Quel est le contexte ?

Dans la lignée des durs combats menés en Afrique du Nord, les Alliés prévoient de mener une attaque d’ampleur au cœur de l’Europe, afin de soulager les troupes soviétiques luttant sur le front de l’Est.
Winston Churchill penche plutôt pour un raid dans les Balkans, mais les états-majors américains et britanniques finissent par choisir un autre champ de bataille : la Sicile.

Considérablement échaudés par l’échec du raid de Dieppe mené en août 1942, les organisateurs de “l’opération Husky” décident par conséquent de mobiliser beaucoup d’hommes, dans le but de conquérir l’île de manière fulgurante.

Ainsi, 160 000 soldats, dont 25 000 Canadiens, prennent la direction des plages du sud-est de la Sicile.
Pas moins de 3200 navires les transportent, tandis que 4000 avions les épaulent.

Le déroulement de l’opération

Quelques semaines avant le lancement de l’opération, les Britanniques décident d’effectuer une manœuvre d’intoxication. En effet, un homme mort, déguisé en officier des services spéciaux, est largué à proximité des côtes espagnoles, où sont postées des forces allemandes.

À son poignet est accrochée une mallette contenant des documents laissant entendre qu’une occupation d’ampleur serait menée en Grèce. Crédules, les Allemands agissent en conséquence et concentrent leurs forces sur le territoire grec.

De ce fait, c’est par surprise que les Alliés attaquent la Sicile, en débarquant, de surcroît, dans un secteur (les plages de Licata) ne comportant pas de grand port.

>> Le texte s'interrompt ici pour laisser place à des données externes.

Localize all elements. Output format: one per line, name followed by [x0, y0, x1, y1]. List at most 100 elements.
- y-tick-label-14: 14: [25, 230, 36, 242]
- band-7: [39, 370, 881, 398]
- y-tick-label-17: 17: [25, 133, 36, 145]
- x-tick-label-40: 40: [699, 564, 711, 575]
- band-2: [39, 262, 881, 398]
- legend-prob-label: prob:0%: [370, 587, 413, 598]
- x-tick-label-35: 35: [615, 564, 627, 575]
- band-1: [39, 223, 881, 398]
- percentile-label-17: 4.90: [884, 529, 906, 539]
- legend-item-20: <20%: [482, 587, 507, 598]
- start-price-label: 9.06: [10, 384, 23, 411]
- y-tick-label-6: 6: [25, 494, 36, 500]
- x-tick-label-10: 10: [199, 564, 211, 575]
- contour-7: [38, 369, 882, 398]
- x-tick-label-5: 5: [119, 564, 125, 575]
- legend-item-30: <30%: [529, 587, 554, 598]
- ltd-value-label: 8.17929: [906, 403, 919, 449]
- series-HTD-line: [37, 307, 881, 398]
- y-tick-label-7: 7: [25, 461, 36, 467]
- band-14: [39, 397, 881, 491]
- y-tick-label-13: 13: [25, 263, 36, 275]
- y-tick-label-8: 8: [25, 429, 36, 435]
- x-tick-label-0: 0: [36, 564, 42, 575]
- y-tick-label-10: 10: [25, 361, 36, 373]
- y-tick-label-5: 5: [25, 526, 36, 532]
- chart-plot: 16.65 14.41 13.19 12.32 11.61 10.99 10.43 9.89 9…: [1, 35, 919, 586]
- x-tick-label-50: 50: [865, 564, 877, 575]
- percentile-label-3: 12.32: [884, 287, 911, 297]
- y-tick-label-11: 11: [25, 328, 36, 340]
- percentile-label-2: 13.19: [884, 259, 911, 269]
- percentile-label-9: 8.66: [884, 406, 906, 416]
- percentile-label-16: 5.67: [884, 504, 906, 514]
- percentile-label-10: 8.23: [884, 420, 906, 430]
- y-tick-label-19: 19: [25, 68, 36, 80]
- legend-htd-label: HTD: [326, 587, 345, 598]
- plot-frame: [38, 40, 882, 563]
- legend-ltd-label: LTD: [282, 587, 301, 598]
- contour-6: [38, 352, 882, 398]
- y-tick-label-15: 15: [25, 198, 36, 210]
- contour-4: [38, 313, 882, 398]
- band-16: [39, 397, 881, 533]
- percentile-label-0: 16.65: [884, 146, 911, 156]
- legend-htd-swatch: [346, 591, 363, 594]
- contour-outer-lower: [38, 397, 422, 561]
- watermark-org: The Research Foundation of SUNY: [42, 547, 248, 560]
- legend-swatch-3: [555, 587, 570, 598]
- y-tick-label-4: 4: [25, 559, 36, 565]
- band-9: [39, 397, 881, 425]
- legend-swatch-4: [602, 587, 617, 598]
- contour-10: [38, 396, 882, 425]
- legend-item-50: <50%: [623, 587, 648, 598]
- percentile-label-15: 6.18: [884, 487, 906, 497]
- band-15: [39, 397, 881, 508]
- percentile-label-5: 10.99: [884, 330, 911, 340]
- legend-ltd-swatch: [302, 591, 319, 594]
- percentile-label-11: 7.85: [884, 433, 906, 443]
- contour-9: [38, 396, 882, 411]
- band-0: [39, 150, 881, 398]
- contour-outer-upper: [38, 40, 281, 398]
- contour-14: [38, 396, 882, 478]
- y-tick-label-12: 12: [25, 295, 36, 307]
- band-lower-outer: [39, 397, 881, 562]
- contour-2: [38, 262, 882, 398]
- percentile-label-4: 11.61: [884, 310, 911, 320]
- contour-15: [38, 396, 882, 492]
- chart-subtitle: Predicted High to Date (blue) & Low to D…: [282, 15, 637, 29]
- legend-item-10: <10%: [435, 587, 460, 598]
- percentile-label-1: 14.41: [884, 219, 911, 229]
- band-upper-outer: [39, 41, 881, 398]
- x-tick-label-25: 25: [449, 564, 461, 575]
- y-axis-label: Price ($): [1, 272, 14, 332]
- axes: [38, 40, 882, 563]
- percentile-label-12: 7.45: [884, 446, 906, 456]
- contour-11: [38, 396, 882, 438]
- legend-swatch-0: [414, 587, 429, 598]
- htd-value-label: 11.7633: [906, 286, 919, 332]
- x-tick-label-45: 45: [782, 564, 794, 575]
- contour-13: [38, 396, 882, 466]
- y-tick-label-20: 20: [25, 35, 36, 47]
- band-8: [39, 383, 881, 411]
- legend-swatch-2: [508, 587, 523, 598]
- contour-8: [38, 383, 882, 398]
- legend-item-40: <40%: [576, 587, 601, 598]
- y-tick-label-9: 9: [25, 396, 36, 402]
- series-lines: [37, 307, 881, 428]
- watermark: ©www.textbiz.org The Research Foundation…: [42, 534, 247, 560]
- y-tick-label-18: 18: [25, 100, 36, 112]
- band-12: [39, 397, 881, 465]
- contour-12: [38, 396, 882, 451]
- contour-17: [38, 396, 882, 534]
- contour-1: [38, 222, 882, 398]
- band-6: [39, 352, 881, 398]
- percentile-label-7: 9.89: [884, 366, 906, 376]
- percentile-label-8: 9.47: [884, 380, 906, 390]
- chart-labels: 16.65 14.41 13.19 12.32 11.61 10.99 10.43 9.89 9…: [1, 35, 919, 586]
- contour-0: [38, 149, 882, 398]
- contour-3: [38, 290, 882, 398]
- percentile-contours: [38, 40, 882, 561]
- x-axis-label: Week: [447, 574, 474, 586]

La progression des troupes se fait donc sans grande résistance durant les premiers jours.
Les semaines qui suivent s’avèrent néanmoins plus tendues. En effet, aux 200 000 soldats italiens s’ajoutent 40 000 allemands, lesquels donnent du fil à retordre aux forces alliées.

Pour conquérir l’île, les généraux Patton et Montgomery rivalisent toutefois de coups d’éclats et Palerme (22 juillet 1943), puis Messine (17 août 1943) ne tardent pas à tomber.

Malgré une farouche résistance allemande, la progression des Alliés semble inéluctable.
Le 5 juin 1944 c’est au tour de Rome d’être conquise, la veille du D-Day qui marquera bien plus les esprits.